A caveat: If you give to a group of candidates via a single ActBlue page, each campaign will receive your information individually. There’s no way around this. Each campaign needs to report its contributions fully to its supervising government entity.
The DNC is giving out my email address! Nope, not them either. The “Democratic party” is a very decentralized coalition.
The reality
Well, you gave it to someone at some point, and information on the Internet can and will be copied infinitely. Here’s how in the political context:
You provided it when you registered to vote. In some states, when people register to vote, they provide their email address, and it’s added to their voter record. Those records, known as ‘the voter file’, are semi-public databases regularly available to campaigns.
If you’re suddenly receiving emails from campaigns within your actual voting jurisdictions, this may be the cause.
The campaign swap. You signed up for a campaign’s emails. That campaign, under pressure to improve fundraising, traded it with another campaign for some of their emails. Both campaigns win in the short-term. You probably lose, as does the Democratic Party collectively.
If you do sign up for campaign emails, sign up using the plus sign append to trace back any swaps – it’s rare people take the time to clean these out.
A broker sold it, having bought it from a campaign or organization. Within the Democratic ecosystem, there are companies that buy and sell email addresses. Democrats.com, Grassroots Analytics, and others.
It’s just one of many services they offer: for $0.15-0.18 each, Grassroots Analytics will spam a potential donor for you via SMS.
Why?
There are multi-layered, interlocking principal/agency problems:
Campaigns and political organizations are resource-starved. Some can raise gobs of money (but the things they spend on, like television ads, are expensive). The thousands of other campaigns running for lower offices do not nearly have the fundraising power that prominent candidates do, and so look for any tactic that might work.
Misalignment of timeframes — The campaign just started and nobody’s signing up. What do you do if you’re a young fundraiser under tremendous pressure? Buying an email list is icky, but isn’t it better than if the MAGA Republican you’re running against wins?
Literal principal/agency problems — Campaigns tend to outsource their digital fundraising to political advertising agencies, held to account versus fundraising goals or commissioned directly on them. One, Mothership Strategies, is famous for its churn-and-burn tactics campaigns.
A/B testing to local maximums — Campaigns and agencies may make decisions based on short, statistically unpowered message tests as to what raises more money. It’s not ideal, but it’s hard to give up apparent short-term gains for uncertain long-term rewards. Facebook recently released a study on how sending fewer push notifications actually resulted in increased app usage, but only when measured over a long period of time.

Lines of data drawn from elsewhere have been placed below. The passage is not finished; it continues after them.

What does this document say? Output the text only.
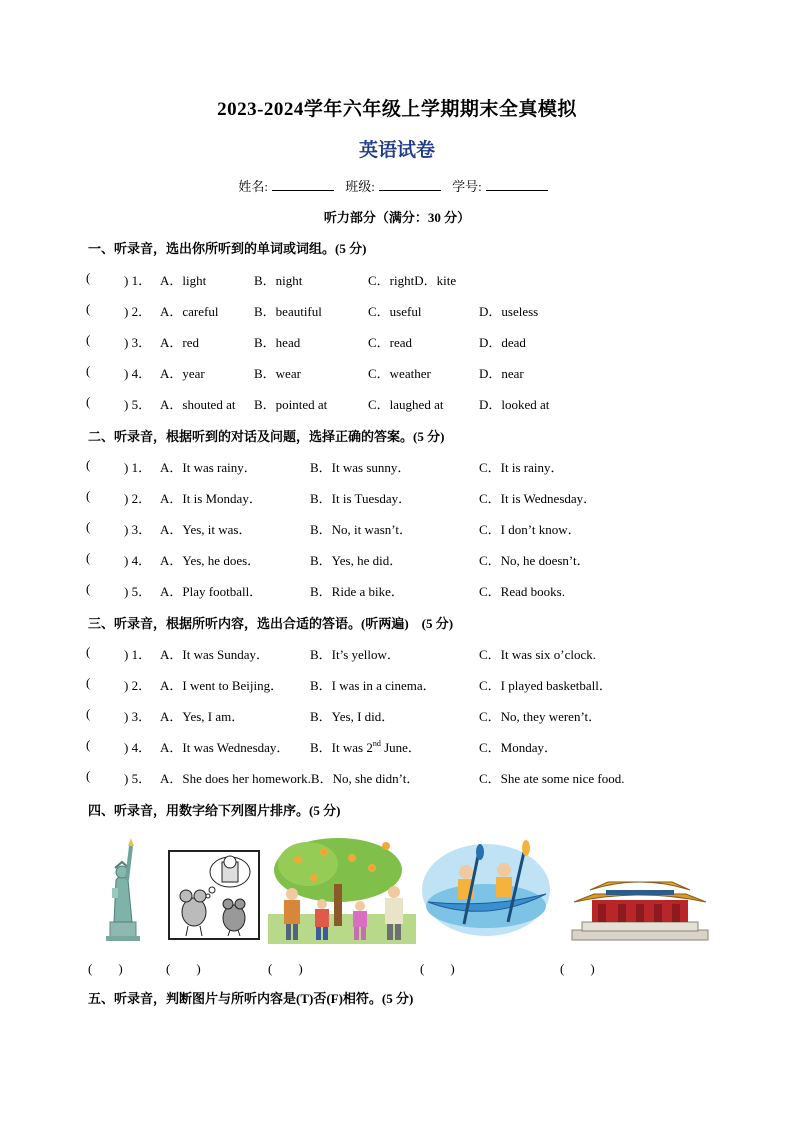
2023-2024学年六年级上学期期末全真模拟
英语试卷
姓名:	班级:	学号:
听力部分（满分：30 分）
一、听录音，选出你所听到的单词或词组。(5 分)
(	) 1． A．light	B．night	C．rightD．kite
(	) 2． A．careful	B．beautiful	C．useful	D．useless
(	) 3． A．red	B．head	C．read	D．dead
(	) 4． A．year	B．wear	C．weather	D．near
(	) 5． A．shouted at B．pointed at	C．laughed at	D．looked at
二、听录音，根据听到的对话及问题，选择正确的答案。(5 分)
(	) 1． A．It was rainy．	B．It was sunny．	C．It is rainy．
(	) 2． A．It is Monday．	B．It is Tuesday．	C．It is Wednesday．
(	) 3． A．Yes, it was．	B．No, it wasn’t．	C．I don’t know．
(	) 4． A．Yes, he does．	B．Yes, he did．	C．No, he doesn’t．
(	) 5． A．Play football．	B．Ride a bike．	C．Read books.
三、听录音，根据所听内容，选出合适的答语。(听两遍)　(5 分)
(	) 1． A．It was Sunday．	B．It’s yellow．	C．It was six o’clock.
(	) 2． A．I went to Beijing． B．I was in a cinema．	C．I played basketball．
(	) 3． A．Yes, I am．	B．Yes, I did．	C．No, they weren’t．
(	) 4． A．It was Wednesday． B．It was 2nd June．	C．Monday．
(	) 5． A．She does her homework.B．No, she didn’t．	C．She ate some nice food.
四、听录音，用数字给下列图片排序。(5 分)
(　　)	(　　)	(　　)	(　　)	(　　)
五、听录音，判断图片与所听内容是(T)否(F)相符。(5 分)
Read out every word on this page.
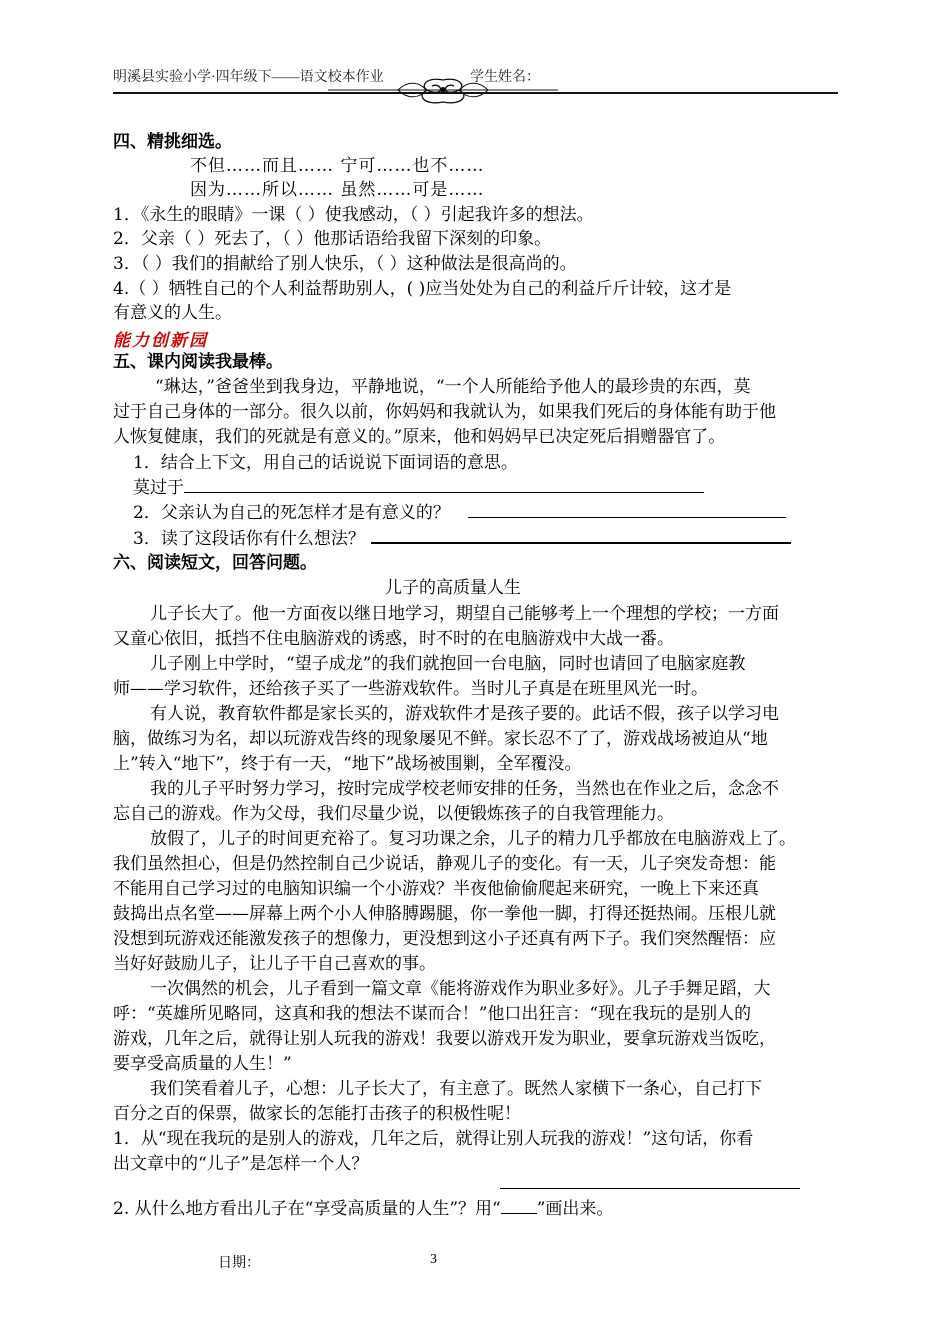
明溪县实验小学·四年级下——语文校本作业	学生姓名：
四、精挑细选。
不但……而且…… 宁可……也不……
因为……所以…… 虽然……可是……
1．《永生的眼睛》一课（ ）使我感动，（ ）引起我许多的想法。
2．父亲（ ）死去了，（ ）他那话语给我留下深刻的印象。
3．（ ）我们的捐献给了别人快乐，（ ）这种做法是很高尚的。
4.（ ）牺牲自己的个人利益帮助别人，( )应当处处为自己的利益斤斤计较，这才是
有意义的人生。
能力创新园
五、课内阅读我最棒。
“琳达，”爸爸坐到我身边，平静地说，“一个人所能给予他人的最珍贵的东西，莫
过于自己身体的一部分。很久以前，你妈妈和我就认为，如果我们死后的身体能有助于他
人恢复健康，我们的死就是有意义的。”原来，他和妈妈早已决定死后捐赠器官了。
1．结合上下文，用自己的话说说下面词语的意思。
莫过于
2．父亲认为自己的死怎样才是有意义的？
3．读了这段话你有什么想法？
六、阅读短文，回答问题。
儿子的高质量人生
儿子长大了。他一方面夜以继日地学习，期望自己能够考上一个理想的学校；一方面
又童心依旧，抵挡不住电脑游戏的诱惑，时不时的在电脑游戏中大战一番。
儿子刚上中学时，“望子成龙”的我们就抱回一台电脑，同时也请回了电脑家庭教
师——学习软件，还给孩子买了一些游戏软件。当时儿子真是在班里风光一时。
有人说，教育软件都是家长买的，游戏软件才是孩子要的。此话不假，孩子以学习电
脑，做练习为名，却以玩游戏告终的现象屡见不鲜。家长忍不了了，游戏战场被迫从“地
上”转入“地下”，终于有一天，“地下”战场被围剿，全军覆没。
我的儿子平时努力学习，按时完成学校老师安排的任务，当然也在作业之后，念念不
忘自己的游戏。作为父母，我们尽量少说，以便锻炼孩子的自我管理能力。
放假了，儿子的时间更充裕了。复习功课之余，儿子的精力几乎都放在电脑游戏上了。
我们虽然担心，但是仍然控制自己少说话，静观儿子的变化。有一天，儿子突发奇想：能
不能用自己学习过的电脑知识编一个小游戏？半夜他偷偷爬起来研究，一晚上下来还真
鼓捣出点名堂——屏幕上两个小人伸胳膊踢腿，你一拳他一脚，打得还挺热闹。压根儿就
没想到玩游戏还能激发孩子的想像力，更没想到这小子还真有两下子。我们突然醒悟：应
当好好鼓励儿子，让儿子干自己喜欢的事。
一次偶然的机会，儿子看到一篇文章《能将游戏作为职业多好》。儿子手舞足蹈，大
呼：“英雄所见略同，这真和我的想法不谋而合！”他口出狂言：“现在我玩的是别人的
游戏，几年之后，就得让别人玩我的游戏！我要以游戏开发为职业，要拿玩游戏当饭吃，
要享受高质量的人生！”
我们笑看着儿子，心想：儿子长大了，有主意了。既然人家横下一条心，自己打下
百分之百的保票，做家长的怎能打击孩子的积极性呢！
1．从“现在我玩的是别人的游戏，几年之后，就得让别人玩我的游戏！”这句话，你看
出文章中的“儿子”是怎样一个人？
2. 从什么地方看出儿子在“享受高质量的人生”？用“ ”画出来。
日期：	3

Older and busy principals — “This is Nancy Pelosi writing to you one last time.” I got swapped onto Steny Hoyer’s AmeriPAC list multiple times during the summer. Steny is 83 years old, and might not be up on what the latest email acquisition practices are for his Leadership PAC.
Can this system change?
Well, it’s performance-driven, so if people stop giving, campaigns will stop. If they don’t stop, then in such a decentralized system, not much change can be expected. It’s also important that while Scam PACs and self-enriching organizations are prevalent, many of the organizations deploying these tactics are deploying the cash to good aims — to defeat often-extremist candidates, keep control of legislative chambers to pass sensible legislation, and more.